The Belgian federal government’s current strategy aims to boost affordable and sustainable housing mainly through targeted fiscal, renovation, and administrative reforms. National policy now prioritizes energy-efficient homes and accelerated green renovation, aligning with climate neutrality targets by 2050. The government has introduced stronger tax incentives for energy renovations and is simplifying the approval process for energy improvements in apartment buildings. To encourage sustainable heating, a reduced 6% VAT is now applied on heat pumps for five years, while VAT on fossil boilers is being raised. There is also a harmonized 40% investment deduction for green building projects and a gradual phasing out of fiscal advantages for fossil fuels.
A major new program involves auditing state-owned buildings and repurposing or selling under-used properties, with proceeds earmarked for further housing sector reforms. Additionally, the government is investing in large-scale renovation projects of landmark public buildings to enhance energy performance and accessibility.
Although the government maintains its 2050 climate neutrality commitment, there is currently no national target for increasing the percentage of social housing or setting a strict country-wide affordable housing goal. Nonetheless, the focus is clearly on accelerating energy-efficient refurbishment, enabling more sustainable housing supply, and redirecting fiscal benefits to both homeowners and social housing projects. Demographic projections demand sustained expansion and renewal of the housing stock, and the new government agreement reflects these priorities in its fiscal and administrative actions.
Housing cooperatives, or collective housing projects, represent a small yet growing segment in Belgium’s housing landscape. These initiatives are experiencing renewed attention due to the search for more affordable, sustainable, and community-oriented living arrangements. The Flemish Government Architect and organizations like Samenhuizen have helped stimulate cooperative and cohousing projects, especially since 2009, highlighting their role in addressing affordability and environmental challenges.
Despite increased visibility, cooperative housing remains marginal in terms of overall housing share—no official statistics suggest it accounts for more than 1–2% of total housing stock in Belgium. The majority of Belgians remain homeowners, and most rental or collective housing solutions still target niche groups such as young professionals or environmentally conscious residents. Recent developments indicate a rise in co-living spaces, particularly in larger cities, with demand for flexible and community-based housing models expected to grow further.

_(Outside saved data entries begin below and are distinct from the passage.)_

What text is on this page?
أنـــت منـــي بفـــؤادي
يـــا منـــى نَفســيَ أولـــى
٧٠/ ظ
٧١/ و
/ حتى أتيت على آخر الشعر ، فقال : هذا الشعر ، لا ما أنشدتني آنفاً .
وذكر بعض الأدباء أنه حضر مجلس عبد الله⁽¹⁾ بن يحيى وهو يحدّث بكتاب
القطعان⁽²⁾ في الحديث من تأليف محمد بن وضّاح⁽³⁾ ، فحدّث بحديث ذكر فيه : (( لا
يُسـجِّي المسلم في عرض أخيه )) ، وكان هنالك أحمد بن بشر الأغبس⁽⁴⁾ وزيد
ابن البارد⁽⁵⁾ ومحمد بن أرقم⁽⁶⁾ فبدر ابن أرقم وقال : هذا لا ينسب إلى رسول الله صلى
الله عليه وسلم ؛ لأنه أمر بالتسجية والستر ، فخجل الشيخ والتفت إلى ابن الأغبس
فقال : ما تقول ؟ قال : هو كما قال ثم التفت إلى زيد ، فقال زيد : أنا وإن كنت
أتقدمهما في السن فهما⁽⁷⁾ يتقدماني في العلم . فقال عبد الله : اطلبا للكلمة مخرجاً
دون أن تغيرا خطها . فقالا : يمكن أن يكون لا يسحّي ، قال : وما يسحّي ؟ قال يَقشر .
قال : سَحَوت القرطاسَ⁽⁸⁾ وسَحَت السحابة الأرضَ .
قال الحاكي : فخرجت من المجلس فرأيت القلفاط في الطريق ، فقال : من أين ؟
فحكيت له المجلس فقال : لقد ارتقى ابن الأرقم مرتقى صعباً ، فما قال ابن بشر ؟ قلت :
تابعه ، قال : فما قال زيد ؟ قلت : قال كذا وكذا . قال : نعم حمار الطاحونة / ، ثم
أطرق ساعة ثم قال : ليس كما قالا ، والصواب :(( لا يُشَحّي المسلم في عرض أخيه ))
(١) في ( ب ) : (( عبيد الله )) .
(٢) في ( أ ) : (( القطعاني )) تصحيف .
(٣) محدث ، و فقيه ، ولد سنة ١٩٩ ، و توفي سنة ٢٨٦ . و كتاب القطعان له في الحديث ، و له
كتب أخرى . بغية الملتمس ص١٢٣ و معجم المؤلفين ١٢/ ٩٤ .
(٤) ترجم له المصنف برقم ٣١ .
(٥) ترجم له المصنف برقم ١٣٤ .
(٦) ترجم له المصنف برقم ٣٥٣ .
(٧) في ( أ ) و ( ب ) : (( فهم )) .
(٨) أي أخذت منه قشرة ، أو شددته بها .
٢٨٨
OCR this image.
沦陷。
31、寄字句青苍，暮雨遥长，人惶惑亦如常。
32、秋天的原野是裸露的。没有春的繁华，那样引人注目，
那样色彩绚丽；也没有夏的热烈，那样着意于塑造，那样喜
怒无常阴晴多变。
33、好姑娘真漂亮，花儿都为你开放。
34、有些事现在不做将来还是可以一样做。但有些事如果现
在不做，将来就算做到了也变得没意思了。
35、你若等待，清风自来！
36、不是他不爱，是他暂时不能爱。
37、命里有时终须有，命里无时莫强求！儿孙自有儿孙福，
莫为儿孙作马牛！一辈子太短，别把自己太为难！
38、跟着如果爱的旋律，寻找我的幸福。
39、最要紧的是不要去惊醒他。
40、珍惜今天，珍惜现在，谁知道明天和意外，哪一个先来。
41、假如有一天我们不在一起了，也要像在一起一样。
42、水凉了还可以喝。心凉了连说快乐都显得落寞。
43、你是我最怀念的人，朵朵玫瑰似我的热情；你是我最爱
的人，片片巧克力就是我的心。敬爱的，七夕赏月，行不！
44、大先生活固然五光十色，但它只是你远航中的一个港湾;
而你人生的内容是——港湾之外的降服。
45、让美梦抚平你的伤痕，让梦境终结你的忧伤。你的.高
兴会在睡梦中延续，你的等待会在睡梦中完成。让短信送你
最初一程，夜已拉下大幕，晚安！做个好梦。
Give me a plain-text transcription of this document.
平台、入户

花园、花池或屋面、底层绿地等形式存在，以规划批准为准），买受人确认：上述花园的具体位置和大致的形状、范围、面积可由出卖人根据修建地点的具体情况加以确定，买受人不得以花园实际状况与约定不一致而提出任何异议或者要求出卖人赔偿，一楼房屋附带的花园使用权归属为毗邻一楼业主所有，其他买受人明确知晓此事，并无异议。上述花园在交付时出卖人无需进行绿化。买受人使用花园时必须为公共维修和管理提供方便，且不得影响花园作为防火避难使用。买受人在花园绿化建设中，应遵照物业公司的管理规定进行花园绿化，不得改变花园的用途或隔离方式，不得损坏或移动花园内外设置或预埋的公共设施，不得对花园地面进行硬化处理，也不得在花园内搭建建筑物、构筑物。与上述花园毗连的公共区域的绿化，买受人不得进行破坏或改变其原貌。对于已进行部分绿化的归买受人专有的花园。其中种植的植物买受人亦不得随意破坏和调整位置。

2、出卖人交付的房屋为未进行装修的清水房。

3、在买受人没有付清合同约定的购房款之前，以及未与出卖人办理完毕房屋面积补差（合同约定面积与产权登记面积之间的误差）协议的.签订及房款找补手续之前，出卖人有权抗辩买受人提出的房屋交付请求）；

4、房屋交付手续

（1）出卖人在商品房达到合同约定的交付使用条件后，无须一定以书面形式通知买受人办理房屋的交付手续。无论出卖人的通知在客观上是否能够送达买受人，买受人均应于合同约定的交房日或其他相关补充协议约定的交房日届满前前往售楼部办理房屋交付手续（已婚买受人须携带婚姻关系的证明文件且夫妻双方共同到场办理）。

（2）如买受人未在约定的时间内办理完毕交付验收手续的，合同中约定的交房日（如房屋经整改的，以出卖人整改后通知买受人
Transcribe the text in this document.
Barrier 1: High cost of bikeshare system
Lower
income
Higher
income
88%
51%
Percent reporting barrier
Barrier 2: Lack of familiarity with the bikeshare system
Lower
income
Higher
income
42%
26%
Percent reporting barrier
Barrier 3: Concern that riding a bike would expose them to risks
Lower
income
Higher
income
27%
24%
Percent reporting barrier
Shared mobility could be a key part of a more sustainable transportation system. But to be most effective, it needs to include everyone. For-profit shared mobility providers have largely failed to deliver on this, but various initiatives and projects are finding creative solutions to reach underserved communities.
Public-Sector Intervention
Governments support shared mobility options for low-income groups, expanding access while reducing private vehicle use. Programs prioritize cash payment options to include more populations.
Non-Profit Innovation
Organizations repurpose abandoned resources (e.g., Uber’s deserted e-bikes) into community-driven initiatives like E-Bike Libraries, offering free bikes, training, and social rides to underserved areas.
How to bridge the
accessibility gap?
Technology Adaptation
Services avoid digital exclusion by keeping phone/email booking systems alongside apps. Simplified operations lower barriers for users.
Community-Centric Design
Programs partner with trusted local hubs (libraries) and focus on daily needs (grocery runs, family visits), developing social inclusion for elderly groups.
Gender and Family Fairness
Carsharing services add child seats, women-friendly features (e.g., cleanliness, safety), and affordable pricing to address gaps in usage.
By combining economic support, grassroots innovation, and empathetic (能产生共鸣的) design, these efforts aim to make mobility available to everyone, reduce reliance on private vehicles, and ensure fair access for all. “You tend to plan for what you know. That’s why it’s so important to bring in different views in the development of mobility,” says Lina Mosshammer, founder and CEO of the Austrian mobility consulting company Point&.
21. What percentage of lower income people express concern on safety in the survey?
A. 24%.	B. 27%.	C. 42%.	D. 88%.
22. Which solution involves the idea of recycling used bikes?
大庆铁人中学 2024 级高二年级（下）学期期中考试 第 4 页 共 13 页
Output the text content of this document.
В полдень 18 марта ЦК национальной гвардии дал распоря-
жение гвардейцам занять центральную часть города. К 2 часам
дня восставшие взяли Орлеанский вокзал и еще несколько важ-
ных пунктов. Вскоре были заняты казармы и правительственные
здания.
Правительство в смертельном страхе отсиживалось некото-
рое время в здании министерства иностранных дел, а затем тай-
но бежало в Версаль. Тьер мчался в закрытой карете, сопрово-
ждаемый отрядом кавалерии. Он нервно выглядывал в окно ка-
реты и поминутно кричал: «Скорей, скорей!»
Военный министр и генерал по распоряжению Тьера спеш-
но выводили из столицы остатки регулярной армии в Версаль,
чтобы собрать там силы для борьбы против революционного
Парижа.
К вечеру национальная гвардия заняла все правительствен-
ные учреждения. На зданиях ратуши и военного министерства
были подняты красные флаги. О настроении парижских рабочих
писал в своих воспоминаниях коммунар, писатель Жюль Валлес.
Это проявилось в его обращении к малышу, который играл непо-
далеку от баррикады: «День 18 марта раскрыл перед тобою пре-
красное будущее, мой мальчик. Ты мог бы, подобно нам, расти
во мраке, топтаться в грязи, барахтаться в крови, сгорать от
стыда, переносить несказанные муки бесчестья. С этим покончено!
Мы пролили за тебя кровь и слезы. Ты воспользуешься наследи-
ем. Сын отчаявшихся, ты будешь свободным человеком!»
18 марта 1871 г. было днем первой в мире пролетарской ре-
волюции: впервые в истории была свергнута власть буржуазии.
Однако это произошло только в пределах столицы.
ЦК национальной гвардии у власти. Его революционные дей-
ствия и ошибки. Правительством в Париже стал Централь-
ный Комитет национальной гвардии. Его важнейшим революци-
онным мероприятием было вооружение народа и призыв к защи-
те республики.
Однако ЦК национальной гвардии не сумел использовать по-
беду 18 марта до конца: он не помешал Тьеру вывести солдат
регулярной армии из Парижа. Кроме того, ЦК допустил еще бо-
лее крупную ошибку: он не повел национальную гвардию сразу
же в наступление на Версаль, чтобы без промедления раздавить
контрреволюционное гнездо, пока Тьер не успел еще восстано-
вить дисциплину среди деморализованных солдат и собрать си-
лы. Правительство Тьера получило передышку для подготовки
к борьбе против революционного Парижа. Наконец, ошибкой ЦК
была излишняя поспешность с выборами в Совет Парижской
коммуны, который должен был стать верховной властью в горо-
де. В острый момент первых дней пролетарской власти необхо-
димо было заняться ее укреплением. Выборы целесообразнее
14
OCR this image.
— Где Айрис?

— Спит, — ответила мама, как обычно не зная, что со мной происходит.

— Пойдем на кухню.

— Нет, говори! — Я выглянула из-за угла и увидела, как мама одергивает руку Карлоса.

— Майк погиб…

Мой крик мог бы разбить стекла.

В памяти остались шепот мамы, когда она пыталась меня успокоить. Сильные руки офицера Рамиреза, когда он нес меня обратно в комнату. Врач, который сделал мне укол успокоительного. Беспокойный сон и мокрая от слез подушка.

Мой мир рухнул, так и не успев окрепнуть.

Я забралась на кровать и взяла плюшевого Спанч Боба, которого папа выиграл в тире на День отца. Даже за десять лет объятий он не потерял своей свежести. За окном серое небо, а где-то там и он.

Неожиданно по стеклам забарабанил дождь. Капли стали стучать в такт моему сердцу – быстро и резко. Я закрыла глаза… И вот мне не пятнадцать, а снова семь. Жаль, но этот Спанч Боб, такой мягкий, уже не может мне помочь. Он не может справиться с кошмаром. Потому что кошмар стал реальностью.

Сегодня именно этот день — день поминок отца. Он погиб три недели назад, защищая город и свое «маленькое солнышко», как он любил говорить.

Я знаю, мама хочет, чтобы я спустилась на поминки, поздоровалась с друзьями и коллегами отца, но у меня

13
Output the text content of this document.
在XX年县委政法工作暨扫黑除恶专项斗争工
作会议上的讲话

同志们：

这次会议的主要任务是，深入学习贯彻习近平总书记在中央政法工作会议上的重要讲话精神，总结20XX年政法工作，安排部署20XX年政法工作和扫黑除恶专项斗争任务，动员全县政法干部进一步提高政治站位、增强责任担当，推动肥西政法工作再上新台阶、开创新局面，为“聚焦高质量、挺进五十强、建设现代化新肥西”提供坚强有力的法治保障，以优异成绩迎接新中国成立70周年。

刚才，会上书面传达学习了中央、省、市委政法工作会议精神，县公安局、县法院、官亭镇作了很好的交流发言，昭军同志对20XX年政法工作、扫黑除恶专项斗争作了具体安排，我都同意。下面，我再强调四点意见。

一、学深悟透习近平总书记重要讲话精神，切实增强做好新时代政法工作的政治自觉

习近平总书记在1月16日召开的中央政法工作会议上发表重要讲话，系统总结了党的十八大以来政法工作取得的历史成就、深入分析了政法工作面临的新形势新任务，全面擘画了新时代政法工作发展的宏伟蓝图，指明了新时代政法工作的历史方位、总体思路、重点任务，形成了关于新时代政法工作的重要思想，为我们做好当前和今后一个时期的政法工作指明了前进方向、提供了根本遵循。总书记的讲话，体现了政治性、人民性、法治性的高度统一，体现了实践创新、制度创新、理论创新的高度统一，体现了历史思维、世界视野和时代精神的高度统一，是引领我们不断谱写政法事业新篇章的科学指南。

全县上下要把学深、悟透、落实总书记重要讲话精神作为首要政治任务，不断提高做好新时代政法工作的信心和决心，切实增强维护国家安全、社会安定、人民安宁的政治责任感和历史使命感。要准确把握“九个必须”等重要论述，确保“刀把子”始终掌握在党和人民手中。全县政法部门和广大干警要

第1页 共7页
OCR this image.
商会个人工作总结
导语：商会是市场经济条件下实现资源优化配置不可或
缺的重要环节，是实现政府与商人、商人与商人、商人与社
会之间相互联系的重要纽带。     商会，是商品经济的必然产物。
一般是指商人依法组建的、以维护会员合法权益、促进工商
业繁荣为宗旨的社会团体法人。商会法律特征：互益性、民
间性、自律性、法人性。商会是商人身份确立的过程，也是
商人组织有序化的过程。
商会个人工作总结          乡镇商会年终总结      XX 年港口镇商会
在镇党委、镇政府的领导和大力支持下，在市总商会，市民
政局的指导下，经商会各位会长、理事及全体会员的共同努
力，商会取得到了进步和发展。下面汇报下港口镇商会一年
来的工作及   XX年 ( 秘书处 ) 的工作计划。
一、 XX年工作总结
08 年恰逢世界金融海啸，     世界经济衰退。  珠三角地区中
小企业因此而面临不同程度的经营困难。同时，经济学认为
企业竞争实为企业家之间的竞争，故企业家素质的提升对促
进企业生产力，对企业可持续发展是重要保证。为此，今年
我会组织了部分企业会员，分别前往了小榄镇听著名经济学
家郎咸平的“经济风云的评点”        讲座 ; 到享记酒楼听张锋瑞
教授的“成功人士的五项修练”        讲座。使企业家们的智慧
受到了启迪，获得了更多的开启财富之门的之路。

National policy has generally supported innovation in housing forms and includes pilot programs that encourage collective building and energy-efficient design, but government action stops short of setting explicit targets or quotas for cooperative housing. Policy incentives, when provided, tend to be local or project-based rather than comprehensive, focusing on simplifying approvals and promoting sustainability or renovation within collective housing. The sector’s dynamism chiefly stems from grassroots initiatives, supported by occasional public pilot projects and municipal backing rather than coordinated national frameworks.